En CHSLD public, les soins sont assumés par le réseau et le résident paie la contribution de l'adulte hébergé, fixée par le gouvernement selon le type de chambre — une unité prothétique ne change pas ce tarif en soi. Une exonération ou réduction existe lorsque les revenus ne suffisent pas, mais elle doit être demandée : elle ne s'applique pas d'elle-même.

En RPA, tout est différent : prix du marché, et les soins liés à la démence sont généralement facturés comme un niveau de service supplémentaire.
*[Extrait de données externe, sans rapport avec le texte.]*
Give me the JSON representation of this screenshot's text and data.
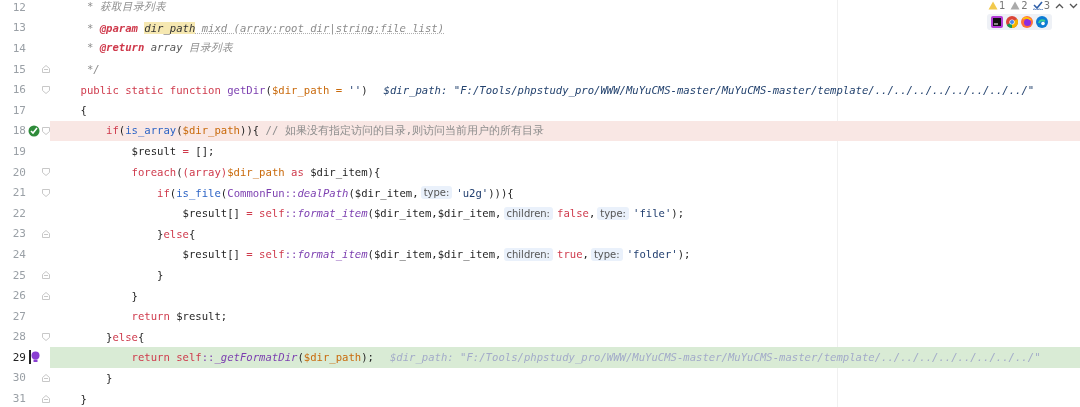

Demandez la grille tarifaire complète, y compris ce qui déclenche le passage à un niveau supérieur et ce que cela coûte.

Questions fréquentes

Un diagnostic garantit-il une place en unité prothétique ? Non. Ce sont les comportements et la sécurité qui déterminent l'orientation.

Peut-on passer d'un milieu ordinaire à une unité prothétique ? Généralement oui, par transfert interne ou nouvelle demande — mais c'est un déménagement de plus, avec de nouveaux délais.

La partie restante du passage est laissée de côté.